Mariam Nasrri is an artist currently living in Vancouver.
In the 1980’s, I opened my eyes in a communist-conquered country, Afghanistan. In 1992, the fires of the civil war devoured our home in Kabul. My family and I fled to the north to escape the horrors of ethnic cleansing. In 1998, the Taliban slaughtered almost 3,000 innocent people. My family and I fled from the country of my birth through the desert between Afghanistan and Pakistan.
After a year of living the life of a refugee where our basic necessities were scarcely met, I left my family behind and moved to India. One of the reasons that I escaped from Pakistan was to avoid a forced marriage. He was a Taliban sympathizer, who already had a couple of wives, wanted to marry me “to save my soul” because I worked outside of the house at a travel agency.
Mariam Nassri’s visual art
On September 11, 2001, not only did the world around me change, but my life was never to be the same again. I had an interview with the Canadian embassy in India, and they agreed to sponsor me as a landed immigrant. Thus most of my life, I have lived in exile.
After the Taliban regime was toppled a couple of years later, my family moved back to Kabul. Because my siblings work for projects supported by the international community, they continue to face life-threatening situations unfortunately.
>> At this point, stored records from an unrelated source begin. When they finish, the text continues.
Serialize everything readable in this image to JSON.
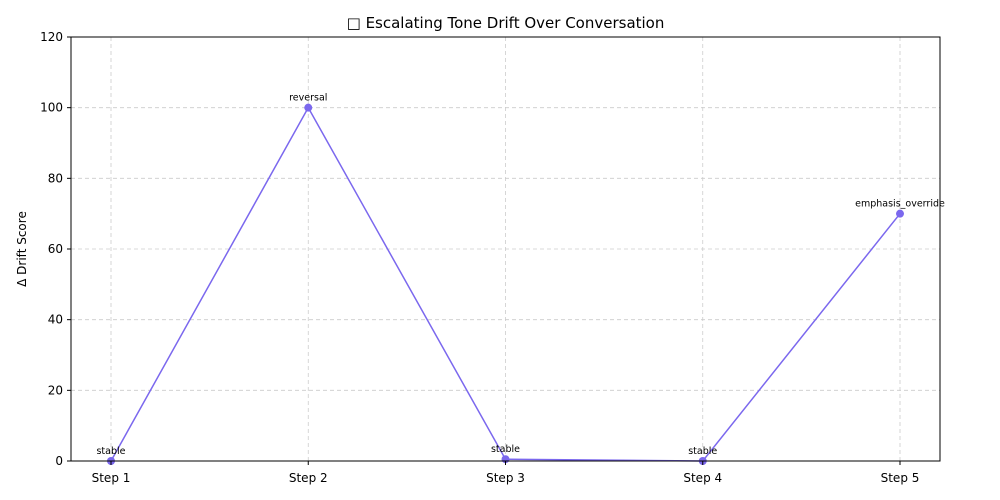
{
  "chart_data": {
    "type": "line",
    "title": "□ Escalating Tone Drift Over Conversation",
    "xlabel": "",
    "ylabel": "Δ Drift Score",
    "categories": [
      "Step 1",
      "Step 2",
      "Step 3",
      "Step 4",
      "Step 5"
    ],
    "values": [
      0,
      100,
      0.5,
      0,
      70
    ],
    "annotations": [
      "stable",
      "reversal",
      "stable",
      "stable",
      "emphasis_override"
    ],
    "ylim": [
      0,
      120
    ],
    "yticks": [
      0,
      20,
      40,
      60,
      80,
      100,
      120
    ],
    "grid": true,
    "line_color": "#7b68ee",
    "marker": "circle"
  }
}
I went to visit my family in Afghanistan in 2012 and again in 2013. I wanted to research and film the struggles of women in the region. I was pursued by the Taliban in 2012, so I had to flee the country. However, my mission to research and film was not complete. I returned in 2013 to finish my project.
The Taliban have issued death-threat letters, fatwas, against my family. My family members were also warned verbally to stop working “for the infidels” – i.e., international organizations that help develop Afghanistan’s social and economic progress. Because my family was warned and then attacked repeatedly, they needed to escape from the country again.
One of my brothers was given a second chance. The United States of government sponsored him, his wife, and two young daughters. The rest of my siblings were not so lucky. My other two brothers and my sister with her family ran away from Afghanistan to Germany. On the way to Europe, they endured many hardships. My brothers witnessed some of his friends lose their lives and others lose their limbs to frostbite. My sister and her family witnessed other refugees that lost their lives on the way. She, her husband, and her two children almost died in a shipwreck.
More than half of family lives in exile, but the ones who live in Kabul are hiding because of the Taliban. My family stands for what the Taliban cannot tolerate: progress, freedom, and democracy. But we are the lucky ones, because we live to tell our tales….
Currently, I am a university student and I am devoted to making a difference in my local community. Still I work toward my goals and dreams with the hope to make a difference someday in the lives of the people I left behind in the country of my birth.